Il motivo che mi ha spinto a scrivere questo progetto è quello di aver trovato esattamente un “non luogo” per eccellenza, la sala d’attesa di un aeroporto, come pretesto per poter indagare sulla vita di sei individui che si ritrovano improvvisamente rinchiusi in questo spazio senza possibilità alcuna di avere un contatto con l’esterno.

La mia necessità è sempre quella di scavare nella vite degli altri, cercando, in uno scambio reciproco con gli attori, di andare a fondo su delle storie e trasformarle in drammaturgia.
Questa operazione mi ha permesso, all’interno di uno spazio scenico vuoto e rappresentato solamente dagli attori e dalle loro valigie, di costruire una dinamica secondo la quale i personaggi in attesa di un volo, viaggiano invece all’interno dei loro ricordi, coinvolgendo tutti gli altri, in una continua trasformazione dell’ambiente, e rendendo quella stanza indefinita, un luogo dell’anima.

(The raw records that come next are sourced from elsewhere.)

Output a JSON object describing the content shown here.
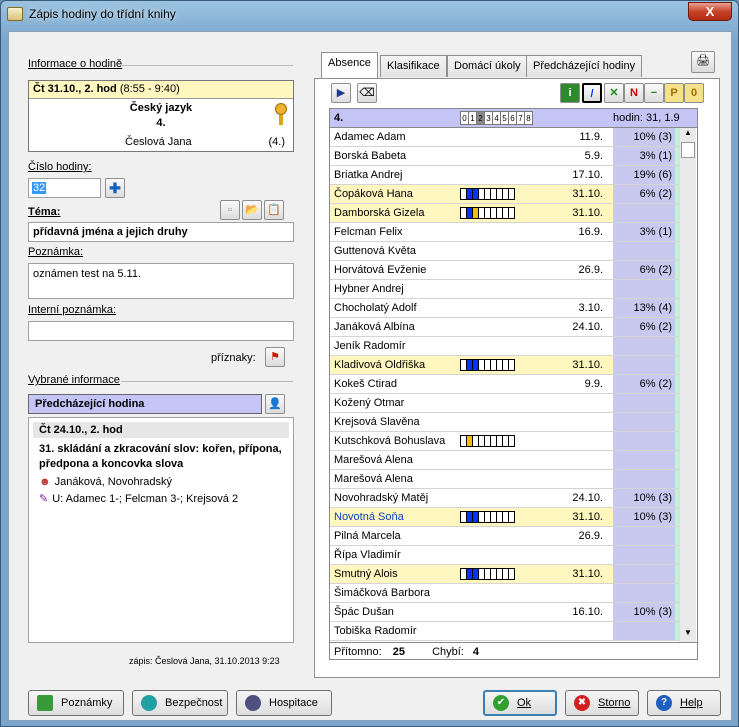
{
  "window": {
    "title": "Zápis hodiny do třídní knihy",
    "close": "X"
  },
  "left": {
    "info_label": "Informace o hodině",
    "lesson_header": "Čt 31.10., 2. hod",
    "lesson_time": "(8:55 - 9:40)",
    "subject": "Český jazyk",
    "class": "4.",
    "teacher": "Česlová Jana",
    "teacher_class": "(4.)",
    "number_label": "Číslo hodiny:",
    "number_value": "32",
    "topic_label": "Téma:",
    "topic_value": "přídavná jména a jejich druhy",
    "note_label": "Poznámka:",
    "note_value": "oznámen test na 5.11.",
    "internal_label": "Interní poznámka:",
    "internal_value": "",
    "flags_label": "příznaky:",
    "selected_label": "Vybrané informace",
    "prev_header": "Předcházející hodina",
    "prev_lesson": "Čt 24.10., 2. hod",
    "prev_topic": "31. skládání a zkracování slov: kořen, přípona, předpona a koncovka slova",
    "prev_teachers": "Janáková, Novohradský",
    "prev_grades": "U: Adamec 1-; Felcman 3-; Krejsová 2",
    "record": "zápis: Česlová Jana, 31.10.2013 9:23"
  },
  "tabs": [
    "Absence",
    "Klasifikace",
    "Domácí úkoly",
    "Předcházející hodiny"
  ],
  "grid": {
    "class": "4.",
    "hours": [
      "0",
      "1",
      "2",
      "3",
      "4",
      "5",
      "6",
      "7",
      "8"
    ],
    "hours_label": "hodin: 31, 1.9",
    "students": [
      {
        "name": "Adamec Adam",
        "date": "11.9.",
        "pct": "10% (3)"
      },
      {
        "name": "Borská Babeta",
        "date": "5.9.",
        "pct": "3% (1)"
      },
      {
        "name": "Briatka Andrej",
        "date": "17.10.",
        "pct": "19% (6)"
      },
      {
        "name": "Čopáková Hana",
        "date": "31.10.",
        "pct": "6% (2)",
        "hl": true,
        "bars": "bb"
      },
      {
        "name": "Damborská Gizela",
        "date": "31.10.",
        "pct": "",
        "hl": true,
        "bars": "bo"
      },
      {
        "name": "Felcman Felix",
        "date": "16.9.",
        "pct": "3% (1)"
      },
      {
        "name": "Guttenová Květa",
        "date": "",
        "pct": ""
      },
      {
        "name": "Horvátová Evženie",
        "date": "26.9.",
        "pct": "6% (2)"
      },
      {
        "name": "Hybner Andrej",
        "date": "",
        "pct": ""
      },
      {
        "name": "Chocholatý Adolf",
        "date": "3.10.",
        "pct": "13% (4)"
      },
      {
        "name": "Janáková Albína",
        "date": "24.10.",
        "pct": "6% (2)"
      },
      {
        "name": "Jeník Radomír",
        "date": "",
        "pct": ""
      },
      {
        "name": "Kladivová Oldřiška",
        "date": "31.10.",
        "pct": "",
        "hl": true,
        "bars": "bb"
      },
      {
        "name": "Kokeš Ctirad",
        "date": "9.9.",
        "pct": "6% (2)"
      },
      {
        "name": "Kožený Otmar",
        "date": "",
        "pct": ""
      },
      {
        "name": "Krejsová Slavěna",
        "date": "",
        "pct": ""
      },
      {
        "name": "Kutschková Bohuslava",
        "date": "",
        "pct": "",
        "bars": "o"
      },
      {
        "name": "Marešová Alena",
        "date": "",
        "pct": ""
      },
      {
        "name": "Marešová Alena",
        "date": "",
        "pct": ""
      },
      {
        "name": "Novohradský Matěj",
        "date": "24.10.",
        "pct": "10% (3)"
      },
      {
        "name": "Novotná Soňa",
        "date": "31.10.",
        "pct": "10% (3)",
        "hl": true,
        "bars": "bb"
      },
      {
        "name": "Pilná Marcela",
        "date": "26.9.",
        "pct": ""
      },
      {
        "name": "Řípa Vladimír",
        "date": "",
        "pct": ""
      },
      {
        "name": "Smutný Alois",
        "date": "31.10.",
        "pct": "",
        "hl": true,
        "bars": "bb"
      },
      {
        "name": "Šimáčková Barbora",
        "date": "",
        "pct": ""
      },
      {
        "name": "Špác Dušan",
        "date": "16.10.",
        "pct": "10% (3)"
      },
      {
        "name": "Tobiška Radomír",
        "date": "",
        "pct": ""
      }
    ],
    "present_label": "Přítomno:",
    "present": "25",
    "missing_label": "Chybí:",
    "missing": "4"
  },
  "buttons": {
    "notes": "Poznámky",
    "security": "Bezpečnost",
    "inspection": "Hospitace",
    "ok": "Ok",
    "cancel": "Storno",
    "help": "Help"
  }
}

Il mio obiettivo è quello di riuscire tramite i semi di queste storie personali a toccare argomenti universali che possano riguardare ognuno di noi come la famiglia, la nostalgia, il bullismo, la violenza di genere, la pace, la guerra. Argomenti fondamentali ad oggi con cui fare i conti, con la volontà e il desiderio di lanciare allo spettatore dei messaggi che possano lasciare dei residui sui quali riflettere,
essenza determinante di come personalmente concepisco questa forma d’arte, che è il teatro.

Vincitore PREMIO DEL PUBBLICO E MENZIONE SPECIALE DELLA GIURIA Festival inDivenire VI edizione.